My daily driver desktop is an HP Z420 that’s about to turn twelve and its twin had been serving as a Proxmox environment for me. The combination of improved health and work have changed things a bit for me, for the first time in many years I have enough space that I can run both systems side by side somewhere other than right next to my bed. This is how things were for the last five years, one workstation, three displays, and the left wing often had a Pi4 or MiniPC with a compact keyboard crammed into that space. Anything else was downstairs.
The wings are 1920x1080 and I let the left one go last spring, thinking I’d get another 4K quickly. That hasn’t happened yet but with the post-Christmas sales imminent that will come to pass. So this is what I’ll ring in the New Years with:
daily driver: Z420, E5-2695v2 processor, 128GB, Nvidia GTX 1060
Qubes migration: Z420, E5-2695v2, 64GB, AMD Radeon RX460
You’ll laugh, but the biggest barrier was the lack of a keyboard and mouse that would work with Qubes - USB is inherently untrustworthy, and the USB to PS/2 dongles I got didn’t work. I finally spent about $50 for an official HP PS/2 keyboard and mouse.
Growing Pains:
I spent a solid day horsing around with Qubes 4.1.2 and 4.2.0rc5, neither of which would pull an IP address via DHCP. If I manually configured the network by using ctrl-alt-f2 to change to a plain terminal it would get halfway through the install and then crash. I substituted a USB ethernet dongle and continued along that path until I had Wireshark running using my workstation as a firewall for the new install.
This stuff had worked in September, I tried the keyboard and mouse using a random consumer SSD just to be sure they worked and that was fine. I hunted up that drive, ran the install … and NO PROBLEM. I had been trying to use a 1.6TB LSI PCIe flash drive for storage and Qubes was having none of that. I also experimented with my ghetto fabulous PCIe NVMe cache drives. The ponytail band keeps the little card in place but without a heat sink they hit 60C if I run them hard.
So I am circling back to the very start of Tool Time with this …

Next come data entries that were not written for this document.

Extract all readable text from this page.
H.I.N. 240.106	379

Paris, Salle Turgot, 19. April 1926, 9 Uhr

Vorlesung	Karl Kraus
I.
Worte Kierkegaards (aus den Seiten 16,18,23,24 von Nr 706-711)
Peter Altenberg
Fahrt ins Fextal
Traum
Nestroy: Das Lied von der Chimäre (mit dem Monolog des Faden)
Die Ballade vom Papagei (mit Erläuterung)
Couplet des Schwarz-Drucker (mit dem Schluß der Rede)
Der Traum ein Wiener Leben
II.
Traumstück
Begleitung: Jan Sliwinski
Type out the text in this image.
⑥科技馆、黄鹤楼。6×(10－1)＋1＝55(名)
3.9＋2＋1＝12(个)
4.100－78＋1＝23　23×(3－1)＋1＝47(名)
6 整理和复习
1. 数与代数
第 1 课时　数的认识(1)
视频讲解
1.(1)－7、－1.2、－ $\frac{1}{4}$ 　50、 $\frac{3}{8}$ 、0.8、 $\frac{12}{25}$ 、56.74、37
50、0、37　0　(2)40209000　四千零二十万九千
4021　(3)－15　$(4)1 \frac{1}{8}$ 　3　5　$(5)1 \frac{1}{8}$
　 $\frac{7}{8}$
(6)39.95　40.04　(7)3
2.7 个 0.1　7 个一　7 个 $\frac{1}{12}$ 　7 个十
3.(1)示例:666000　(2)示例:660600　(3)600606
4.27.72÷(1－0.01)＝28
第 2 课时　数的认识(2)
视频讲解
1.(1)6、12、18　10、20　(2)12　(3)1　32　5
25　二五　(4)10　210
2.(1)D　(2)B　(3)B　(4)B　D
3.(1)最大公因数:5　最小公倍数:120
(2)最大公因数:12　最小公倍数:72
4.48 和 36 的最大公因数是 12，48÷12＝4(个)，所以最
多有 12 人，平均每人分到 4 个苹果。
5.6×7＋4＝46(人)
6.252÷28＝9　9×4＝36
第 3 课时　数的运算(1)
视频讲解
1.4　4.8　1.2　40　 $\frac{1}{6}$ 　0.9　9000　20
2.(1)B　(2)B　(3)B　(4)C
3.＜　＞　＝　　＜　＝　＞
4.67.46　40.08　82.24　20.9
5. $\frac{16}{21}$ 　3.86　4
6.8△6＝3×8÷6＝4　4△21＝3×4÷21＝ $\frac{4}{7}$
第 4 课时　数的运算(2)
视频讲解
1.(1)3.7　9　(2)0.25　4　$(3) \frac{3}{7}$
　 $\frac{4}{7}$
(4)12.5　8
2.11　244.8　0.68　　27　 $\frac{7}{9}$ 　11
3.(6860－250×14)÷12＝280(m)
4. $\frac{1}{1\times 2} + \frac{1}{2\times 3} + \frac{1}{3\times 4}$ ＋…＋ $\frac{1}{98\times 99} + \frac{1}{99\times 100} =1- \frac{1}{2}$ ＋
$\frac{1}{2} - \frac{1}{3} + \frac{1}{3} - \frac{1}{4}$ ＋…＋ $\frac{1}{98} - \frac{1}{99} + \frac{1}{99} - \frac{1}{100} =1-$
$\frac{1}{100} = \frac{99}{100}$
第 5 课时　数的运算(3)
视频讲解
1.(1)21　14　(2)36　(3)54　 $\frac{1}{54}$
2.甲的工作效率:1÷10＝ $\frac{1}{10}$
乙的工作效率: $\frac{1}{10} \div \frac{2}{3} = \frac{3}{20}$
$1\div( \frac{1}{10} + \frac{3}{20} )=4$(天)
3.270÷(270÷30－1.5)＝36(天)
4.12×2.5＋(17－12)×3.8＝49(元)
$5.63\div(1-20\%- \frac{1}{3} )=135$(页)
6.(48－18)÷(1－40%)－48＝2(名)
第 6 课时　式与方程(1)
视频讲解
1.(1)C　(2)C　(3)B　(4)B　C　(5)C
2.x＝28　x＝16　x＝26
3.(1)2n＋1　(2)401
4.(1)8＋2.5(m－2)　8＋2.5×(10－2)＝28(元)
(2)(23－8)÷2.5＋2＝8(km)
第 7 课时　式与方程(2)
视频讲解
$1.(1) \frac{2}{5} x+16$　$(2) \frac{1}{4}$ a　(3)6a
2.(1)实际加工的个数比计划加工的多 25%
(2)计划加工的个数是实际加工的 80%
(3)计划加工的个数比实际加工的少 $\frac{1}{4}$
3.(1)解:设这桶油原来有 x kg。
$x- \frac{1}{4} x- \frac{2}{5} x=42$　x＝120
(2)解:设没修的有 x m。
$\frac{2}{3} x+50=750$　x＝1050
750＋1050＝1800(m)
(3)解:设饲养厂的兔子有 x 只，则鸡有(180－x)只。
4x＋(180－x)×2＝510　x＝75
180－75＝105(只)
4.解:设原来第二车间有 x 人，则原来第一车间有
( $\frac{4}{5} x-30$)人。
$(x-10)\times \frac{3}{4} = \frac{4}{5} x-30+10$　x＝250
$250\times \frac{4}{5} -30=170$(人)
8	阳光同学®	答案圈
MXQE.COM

And I will admit to having looked at this page more than once in recent days.
And this one, too.
Lemme speak plainly, from the position of a farm boy with a relatively new AARP card. I don’t NEED anything faster than what I have. The only reason I’m looking at the next gen stuff at all is that, while the HP and Dell gear I own has been trouble free, twelve years is a LONG time even for top quality tantalum capacitors in a power supply.
And there is this issue with PCIe storage. My desktop uses a 1st gen 256GB HP Z-Turbo PCIe drive as cache for the spindles in the machine. If this machine were a Z440 rather than Z420, it could boot from a 2nd gen card, but that device is never going to be anything other than a cache drive. This stuff has been on my mind because the small Seagate Nytro SSD drives I have used are simply no longer available. If I want a small amount of high endurance storage the only thing out there in the $100 range are Seagate IronWolf NVMe drives.
My desktop has evolved from a 32GB quad core i7 to a quad core 32GB Xeon, then an eight core 64GB Xeon, then there was a long time with a liquid cooler and a ten core low voltage Xeon. The air cooled twelve core I have now was in response to Gephi related workloads, but the need for that sort of data visualization collapsed in April with the end of the free Twitter API access.
As I write this I’m getting that little itch … like I’m gonna have a Z440 and Z420 in the living room, and maybe the Z420 under my desk will still be in my bedroom, but silenced via a return to low voltage and liquid cooling.
Change is in the air … like spring sweeping in four months early.